I hadn’t been to Prithvi, on Cheltenham’s Bath Road, since it first opened. Quite probably because I’m a spontaneous sort of diner, and you have to book a table here weeks in advance, due to its immense popularity. This restaurant doesn’t purport to be your usual style of curry house, but offers Indian fine dining.
About Prithvi – Indian fine dining
Being a keen observer of Trip Advisor rankings, I’m aware that Prithvi has long graced the number 1 spot in Cheltenham. While it’s only recently slipped to third, that’s still pretty incredible considering the wealth of dining options in the town. The Telegraph hails it one of the top curry restaurants in Britain and it is listed in the Michelin guide.
Prithvi’s other, lesser known, claim to fame is that it was once the home of Brian Jones, founding member of The Rolling Stones. Mentioned on a discreet little plaque outside.
The restaurant’s ethos is to take Indian food to a new level. Menus are inspired by the seasons; appropriate considering Prithvi means ‘Mother Earth.’
Arriving at Prithvi
All in all, I had high expectations of our Indian fine dining experience and was delighted to be invited along to a VIP lunch for a taste of Prithvi’s new autumn menu.

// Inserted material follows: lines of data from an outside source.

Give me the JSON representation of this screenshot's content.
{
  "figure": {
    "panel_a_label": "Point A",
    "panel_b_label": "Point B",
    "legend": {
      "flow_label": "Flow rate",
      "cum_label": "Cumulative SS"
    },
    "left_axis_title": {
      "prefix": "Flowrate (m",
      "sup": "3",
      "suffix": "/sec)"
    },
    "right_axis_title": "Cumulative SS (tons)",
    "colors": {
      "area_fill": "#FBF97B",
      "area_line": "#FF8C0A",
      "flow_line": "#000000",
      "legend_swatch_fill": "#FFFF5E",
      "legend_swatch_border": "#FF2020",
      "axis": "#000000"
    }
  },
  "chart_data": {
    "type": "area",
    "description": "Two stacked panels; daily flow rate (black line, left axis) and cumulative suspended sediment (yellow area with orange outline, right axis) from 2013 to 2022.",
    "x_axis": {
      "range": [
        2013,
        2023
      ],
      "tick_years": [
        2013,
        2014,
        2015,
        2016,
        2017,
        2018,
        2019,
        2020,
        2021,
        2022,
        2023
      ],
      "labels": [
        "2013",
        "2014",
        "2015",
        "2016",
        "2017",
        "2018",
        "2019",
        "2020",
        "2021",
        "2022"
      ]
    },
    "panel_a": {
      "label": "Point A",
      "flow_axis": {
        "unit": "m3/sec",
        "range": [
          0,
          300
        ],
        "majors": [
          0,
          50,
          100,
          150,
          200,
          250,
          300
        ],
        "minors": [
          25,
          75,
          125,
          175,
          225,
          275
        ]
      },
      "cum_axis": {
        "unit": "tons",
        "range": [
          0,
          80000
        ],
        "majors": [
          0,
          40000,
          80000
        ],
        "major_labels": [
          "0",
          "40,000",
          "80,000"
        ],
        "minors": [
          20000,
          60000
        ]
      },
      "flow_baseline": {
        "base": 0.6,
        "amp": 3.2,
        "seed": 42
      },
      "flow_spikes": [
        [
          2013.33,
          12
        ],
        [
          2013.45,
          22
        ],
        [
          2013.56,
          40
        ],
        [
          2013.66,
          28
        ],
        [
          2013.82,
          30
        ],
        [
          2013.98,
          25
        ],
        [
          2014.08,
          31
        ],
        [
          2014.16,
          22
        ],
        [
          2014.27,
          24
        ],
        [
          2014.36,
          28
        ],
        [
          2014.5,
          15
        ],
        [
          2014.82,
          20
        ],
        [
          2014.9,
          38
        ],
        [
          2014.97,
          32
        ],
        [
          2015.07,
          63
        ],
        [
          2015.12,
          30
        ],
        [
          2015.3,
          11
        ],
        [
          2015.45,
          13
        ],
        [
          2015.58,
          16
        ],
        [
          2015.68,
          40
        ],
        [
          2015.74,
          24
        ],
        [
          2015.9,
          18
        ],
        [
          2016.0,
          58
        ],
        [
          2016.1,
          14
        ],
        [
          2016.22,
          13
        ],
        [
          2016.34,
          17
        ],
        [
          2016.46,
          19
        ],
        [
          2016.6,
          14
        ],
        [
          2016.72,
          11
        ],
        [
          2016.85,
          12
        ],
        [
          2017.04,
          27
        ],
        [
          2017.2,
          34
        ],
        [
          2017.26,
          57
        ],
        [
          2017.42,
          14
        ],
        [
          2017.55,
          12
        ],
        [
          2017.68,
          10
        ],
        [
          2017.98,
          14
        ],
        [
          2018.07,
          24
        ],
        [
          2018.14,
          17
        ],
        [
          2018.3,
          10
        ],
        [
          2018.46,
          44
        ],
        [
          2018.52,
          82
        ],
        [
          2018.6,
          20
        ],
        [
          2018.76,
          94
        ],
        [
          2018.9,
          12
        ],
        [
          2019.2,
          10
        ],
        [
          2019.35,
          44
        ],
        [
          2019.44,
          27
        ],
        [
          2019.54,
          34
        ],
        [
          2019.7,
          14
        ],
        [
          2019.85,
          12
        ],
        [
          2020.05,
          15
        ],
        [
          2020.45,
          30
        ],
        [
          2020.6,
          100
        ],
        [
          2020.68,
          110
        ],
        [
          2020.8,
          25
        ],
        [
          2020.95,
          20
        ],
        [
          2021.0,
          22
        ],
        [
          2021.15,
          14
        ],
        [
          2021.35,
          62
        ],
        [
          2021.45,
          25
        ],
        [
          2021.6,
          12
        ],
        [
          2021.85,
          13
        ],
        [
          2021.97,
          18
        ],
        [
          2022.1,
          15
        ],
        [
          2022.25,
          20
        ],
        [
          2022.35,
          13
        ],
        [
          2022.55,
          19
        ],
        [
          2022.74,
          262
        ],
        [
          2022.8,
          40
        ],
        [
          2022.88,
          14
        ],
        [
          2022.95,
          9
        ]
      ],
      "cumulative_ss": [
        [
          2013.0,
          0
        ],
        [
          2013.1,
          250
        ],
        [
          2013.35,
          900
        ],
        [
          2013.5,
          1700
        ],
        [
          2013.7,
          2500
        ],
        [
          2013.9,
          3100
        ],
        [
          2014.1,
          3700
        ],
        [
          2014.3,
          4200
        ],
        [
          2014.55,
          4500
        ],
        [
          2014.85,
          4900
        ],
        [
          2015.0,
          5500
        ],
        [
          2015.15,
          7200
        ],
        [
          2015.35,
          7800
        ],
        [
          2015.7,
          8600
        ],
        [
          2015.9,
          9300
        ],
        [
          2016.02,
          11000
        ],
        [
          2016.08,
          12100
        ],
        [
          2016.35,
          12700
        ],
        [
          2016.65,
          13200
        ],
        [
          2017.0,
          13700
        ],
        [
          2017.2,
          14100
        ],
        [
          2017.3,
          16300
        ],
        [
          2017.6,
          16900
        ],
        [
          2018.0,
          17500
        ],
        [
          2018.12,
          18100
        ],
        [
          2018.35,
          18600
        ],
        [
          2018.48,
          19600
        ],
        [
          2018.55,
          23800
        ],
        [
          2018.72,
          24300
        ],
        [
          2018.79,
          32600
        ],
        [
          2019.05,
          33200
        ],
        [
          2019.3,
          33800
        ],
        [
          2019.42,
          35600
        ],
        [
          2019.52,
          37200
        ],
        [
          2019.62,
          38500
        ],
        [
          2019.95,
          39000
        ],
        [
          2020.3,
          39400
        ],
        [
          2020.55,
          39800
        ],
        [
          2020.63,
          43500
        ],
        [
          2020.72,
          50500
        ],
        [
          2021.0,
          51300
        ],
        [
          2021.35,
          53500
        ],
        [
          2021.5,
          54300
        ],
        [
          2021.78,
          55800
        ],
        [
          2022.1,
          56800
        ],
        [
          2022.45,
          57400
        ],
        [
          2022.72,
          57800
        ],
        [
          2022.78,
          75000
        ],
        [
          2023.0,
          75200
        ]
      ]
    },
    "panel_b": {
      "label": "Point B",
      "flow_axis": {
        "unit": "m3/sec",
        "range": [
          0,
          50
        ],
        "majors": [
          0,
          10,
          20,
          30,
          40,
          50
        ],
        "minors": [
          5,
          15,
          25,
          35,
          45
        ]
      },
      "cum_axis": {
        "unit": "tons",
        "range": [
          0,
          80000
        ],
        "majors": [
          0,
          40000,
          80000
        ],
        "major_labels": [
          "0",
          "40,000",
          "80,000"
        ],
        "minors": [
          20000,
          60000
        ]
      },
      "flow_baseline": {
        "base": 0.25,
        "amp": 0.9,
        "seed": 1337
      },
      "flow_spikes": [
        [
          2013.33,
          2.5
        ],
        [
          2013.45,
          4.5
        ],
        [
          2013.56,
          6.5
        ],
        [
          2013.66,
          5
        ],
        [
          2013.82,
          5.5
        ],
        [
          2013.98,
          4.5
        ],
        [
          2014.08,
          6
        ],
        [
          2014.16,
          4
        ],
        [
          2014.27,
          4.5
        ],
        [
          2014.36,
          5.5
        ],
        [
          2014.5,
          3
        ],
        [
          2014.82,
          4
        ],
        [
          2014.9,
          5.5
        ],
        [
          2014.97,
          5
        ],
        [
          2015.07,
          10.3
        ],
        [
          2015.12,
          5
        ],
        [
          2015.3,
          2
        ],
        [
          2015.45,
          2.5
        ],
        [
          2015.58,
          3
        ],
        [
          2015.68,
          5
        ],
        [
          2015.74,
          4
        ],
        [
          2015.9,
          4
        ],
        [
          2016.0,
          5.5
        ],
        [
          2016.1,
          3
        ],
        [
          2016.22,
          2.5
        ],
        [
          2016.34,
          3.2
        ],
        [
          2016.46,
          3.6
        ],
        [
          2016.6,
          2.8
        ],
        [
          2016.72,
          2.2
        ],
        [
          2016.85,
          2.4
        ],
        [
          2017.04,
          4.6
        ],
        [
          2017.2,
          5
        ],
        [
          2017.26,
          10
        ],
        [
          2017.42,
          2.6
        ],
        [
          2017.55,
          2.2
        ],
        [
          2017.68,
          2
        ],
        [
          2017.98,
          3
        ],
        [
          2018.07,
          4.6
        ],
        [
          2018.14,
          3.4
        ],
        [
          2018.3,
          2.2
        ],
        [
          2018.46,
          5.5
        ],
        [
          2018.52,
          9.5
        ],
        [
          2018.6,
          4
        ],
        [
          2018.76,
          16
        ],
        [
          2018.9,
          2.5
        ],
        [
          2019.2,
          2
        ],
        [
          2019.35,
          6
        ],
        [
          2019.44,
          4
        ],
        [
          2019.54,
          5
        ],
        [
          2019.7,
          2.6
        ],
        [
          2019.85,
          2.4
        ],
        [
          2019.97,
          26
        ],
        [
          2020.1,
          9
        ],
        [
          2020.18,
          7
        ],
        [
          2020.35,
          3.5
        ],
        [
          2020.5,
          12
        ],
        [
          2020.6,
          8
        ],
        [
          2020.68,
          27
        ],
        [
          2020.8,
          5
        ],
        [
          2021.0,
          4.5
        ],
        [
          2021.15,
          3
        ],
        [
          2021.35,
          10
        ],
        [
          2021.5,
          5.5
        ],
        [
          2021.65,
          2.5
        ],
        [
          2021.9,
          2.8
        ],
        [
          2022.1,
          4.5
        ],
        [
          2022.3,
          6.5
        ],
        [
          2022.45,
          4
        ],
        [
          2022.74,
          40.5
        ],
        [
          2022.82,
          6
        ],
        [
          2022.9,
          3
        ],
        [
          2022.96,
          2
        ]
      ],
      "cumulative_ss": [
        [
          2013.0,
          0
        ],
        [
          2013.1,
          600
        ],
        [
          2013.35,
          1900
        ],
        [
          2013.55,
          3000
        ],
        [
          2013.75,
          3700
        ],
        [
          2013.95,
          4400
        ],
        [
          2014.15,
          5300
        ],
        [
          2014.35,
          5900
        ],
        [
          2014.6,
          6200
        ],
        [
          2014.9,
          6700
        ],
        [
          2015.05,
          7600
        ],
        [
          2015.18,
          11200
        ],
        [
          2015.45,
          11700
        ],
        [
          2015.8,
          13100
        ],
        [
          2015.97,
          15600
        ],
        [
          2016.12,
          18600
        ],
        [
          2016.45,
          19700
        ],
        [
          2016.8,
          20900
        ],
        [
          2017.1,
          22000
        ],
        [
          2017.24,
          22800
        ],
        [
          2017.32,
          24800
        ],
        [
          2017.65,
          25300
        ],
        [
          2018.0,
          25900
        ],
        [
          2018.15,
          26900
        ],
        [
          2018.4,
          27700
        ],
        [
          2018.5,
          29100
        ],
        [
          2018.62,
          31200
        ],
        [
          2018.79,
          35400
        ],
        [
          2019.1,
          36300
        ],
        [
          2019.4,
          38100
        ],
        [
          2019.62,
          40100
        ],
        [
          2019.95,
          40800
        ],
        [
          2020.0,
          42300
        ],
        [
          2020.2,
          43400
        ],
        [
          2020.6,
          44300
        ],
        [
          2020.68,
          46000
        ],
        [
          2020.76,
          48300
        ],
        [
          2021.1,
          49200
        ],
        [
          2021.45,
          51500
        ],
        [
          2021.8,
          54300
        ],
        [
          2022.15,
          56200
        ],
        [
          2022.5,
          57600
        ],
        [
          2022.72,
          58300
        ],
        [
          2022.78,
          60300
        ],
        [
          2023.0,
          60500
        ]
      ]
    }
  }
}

We were greeted and seated by our host Jay. I had invited Mr Skylark as my plus one and we sat with the lovely Sarah and Adam from Lewis Loves.
The restaurant is quite cosy in size and has a black and white minimalist feel. Paintings on the wall feature the regency buildings of Cheltenham.
I started with a glass of sparkling water, and we requested still water for the table. I only mention this because, throughout the meal, the waitress kept returning to top up both my water glasses, carefully discerning each time, which was which. Testament to the high level of service we received during lunch.
The food – Indian fine dining
Feeling peckish, I was delighted when an amuse bouche arrived: a rice cracker topped with crispy kale, mango and cinnamon. It was light and dainty. Then an unexpected second amuse bouche: a pani puri. This tasty morsel (a traditional Indian street food snack) of crispy pastry was filled with chickpea and tomato. The waiter poured tamarind jus into the hollow, adding a touch of theatre, ready for us to polish off in one bite.
Our first of four courses looked as pretty as a picture. The tandoor-baked salmon was delightfully spiced with warm curry flavours, without being hot on the palate. It was served with slivers of beetroot, refreshing pickled cucumber and an elegant swoosh of mango chutney. Neither Mr Skylark, nor Sarah, are seafood lovers so the chef kindly obliged by switching their starters to textures of beetroot and goats cheese.
A glass of 2015 Alsace Gewurztraminer complemented the spiced salmon with notes of honey and lychee. This is not a wine I’d normally choose, but it suited the dish perfectly.
The second course of Welsh lamb was soft and pink. It came with couscous and a delicious honey mustard sauce, something you wouldn’t usually find on an Indian restaurant menu.
The seasonality really kicked in on our final savoury course. Rare slices of venison came with small chunks of roasted butternut squash and dainty micro herbs. The jug of ginger and cinnamon reduction, on the side, had a beautiful aromatic flavour.
One of the highlights for our table was the truffle naan, which accompanied the venison. It was fluffy, buttery and gorgeously truffley. I’m really not sure how any other naan is ever going to live up to this one. In fact, from now on, please can all naan bread have truffle in it?
To finish, we enjoyed a tropical concoction of passion fruit cream, mango gel, coriander and honey crumble, topped with strawberry chocolate shards. It was delightfully light and looked beautiful on the plate, although I wasn’t overly enamoured with the strawberry shards.
Whilst the portions were on the small side (which is totally fine by me, but Mr Skylark might have preferred a bit more), they were beautifully flavoured and presented with care. Instead of leaving the restaurant feeling uncomfortably full, I left feeling satisfied and comfortable with a smile on my face – I’d found a new favourite place to eat in town.
This isn’t your average curry house. It is Indian fine dining at its best, the service is top notch and I can see why it is so popular. I’ll definitely need to put a note in my diary to book in advance, and not leave it so long to return next time.
Prithvi opens for a la carte Indian fine dining from Tuesday to Saturday and lunch on Saturdays and Thursdays. A 5-course tasting menu costs around £53 per person.
Thank you to Prithvi for kindly hosting us. As always, all views and opinions are my own.